En même temps, mon grand-oncle prit sur l’armoire sa pipe de terre, qu’il se mit à bourrer avec lenteur et précaution ; ensuite il remua une grande quantité de papier, d’où il retira une feuille qu’il tortilla avec grand soin, et dont il alluma son tabac. Tout en chassant avec force devant lui d’épaisses bouffées, il disait entre ses dents : « Eh bien, cousin ! et ton histoire de la chasse au loup ? » Je ne sais comment ce sang-froid affecté produisit sur moi une impression extraordinaire ; je me figurais être absent de R....sitten, loin, bien loin de la baronne, et il me semblait ne pouvoir me rapprocher d’elle que par la force de la pensée. — La dernière question de mon grand-oncle me blessa. « Mais, lui dis-je, trouvez-vous donc cette aventure si risible pour en faire un perpétuel sujet de railleries ?
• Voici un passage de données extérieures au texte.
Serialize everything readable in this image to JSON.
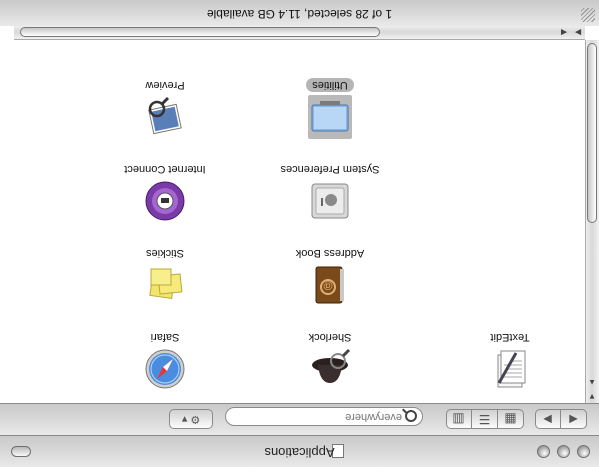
{
  "window": {
    "title": "Applications",
    "status_text": "1 of 28 selected, 11.4 GB available"
  },
  "toolbar": {
    "back_label": "◀",
    "forward_label": "▶",
    "view_icon_label": "▦",
    "view_list_label": "☰",
    "view_column_label": "▥",
    "action_label": "⚙ ▾"
  },
  "search": {
    "placeholder": "everywhere"
  },
  "scroll": {
    "up": "▲",
    "down": "▼",
    "left": "◀",
    "right": "▶"
  },
  "items": [
    {
      "label": "TextEdit",
      "icon": "textedit-icon"
    },
    {
      "label": "Sherlock",
      "icon": "sherlock-icon"
    },
    {
      "label": "Safari",
      "icon": "safari-icon"
    },
    {
      "label": "Address Book",
      "icon": "address-book-icon"
    },
    {
      "label": "Stickies",
      "icon": "stickies-icon"
    },
    {
      "label": "System Preferences",
      "icon": "system-preferences-icon"
    },
    {
      "label": "Internet Connect",
      "icon": "internet-connect-icon"
    },
    {
      "label": "Utilities",
      "icon": "folder-icon",
      "selected": true
    },
    {
      "label": "Preview",
      "icon": "preview-icon"
    }
  ]
}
— Point du tout, monsieur mon cousin, répondit-il ; mais tu ne saurais croire quelle plaisante figure fait dans le monde un pauvre diable tel que toi, et quel rôle étrange il joue quand le ciel daigne permettre qu’une de ses actions sorte par hasard de la ligne vulgaire. — J’avais pour ami à l’université un homme calme, réfléchi, du caractère le plus égal. Le hasard l’engagea, lui qui n’avait jamais donné prise à pareille chance, dans une affaire d’honneur, et mon ami, que la plupart de ses camarades supposaient faible et timide, se comporta, à l’admiration générale, avec autant de courage que de dignité. Mais à dater de ce moment, il devint tout autre. Le jeune homme studieux et posé se transforma en spadassin et en fanfaron insupportable, faisant le tapageur et se querellant pour des bagatelles ; il ne trouvait plus de plaisir qu’à se battre : si bien qu’un beau jour le doyen d’une section de compatriotes, qu’il avait insulté lâchement, le tua en duel. — Je ne te raconte cela, cousin, que pour conter quelque chose ; n’en pense que ce que tu voudras. Et maintenant, pour revenir à la baronne et à son indisposition… »

En ce moment, des pas légers se firent entendre dans la salle, et je crus distinguer un frémissement plaintif s’élever dans l’air. — Elle n’est plus ! — Cette idée vint me frapper comme un coup de foudre mortel ! Mon grand-oncle se leva vivement et cria à haute voix : « Franz !… Franz ! — Oui, mon cher monsieur le justicier, répondit-on en dehors. — Franz ! continua mon grand-oncle, arrange un peu le feu dans la cheminée, et vois, si cela se peut, à nous préparer quelques bonnes tasses de thé… Il fait diablement froid, ajouta-t-il en se tournant vers moi, et nous ferons mieux, je pense, d’aller causer un peu là à côté, près de la cheminée. »

Mon grand-oncle ouvrit la porte, et je le suivis machinalement. « Comment ça va-t-il là-bas ? demanda-t-il. — Bon, répondit Franz, il n’en faut pas parler : madame la baronne est tout à fait remise, et elle attribue cette petite défaillance à un mauvais rêve. » J’allais éclater en transports de joie et de ravissement, quand un regard sévère de mon grand-oncle me rappela à moi-même. « Bah ! dit-il, tout bien examiné, il vaut peut-être encore mieux nous recoucher pour une heure ou deux. Va, Franz, ne te dérange pas pour le thé. — Comme vous l’ordonnerez, monsieur le justicier, » répondit Franz. Et il nous quitta en nous souhaitant une bonne nuit, bien qu’on entendit déjà les coqs chanter.

« Ma foi ! cousin, me dit mon grand-oncle en vidant la cendre de sa pipe dans la cheminée, sais-tu qu’il est pourtant bienheureux qu’il ne te soit arrivé aucun malheur avec les loups furieux et les arquebuses chargées ! » Je le compris à merveille, et j’eus honte de m’être conduit de manière à me faire traiter comme un enfant mutin et mal appris.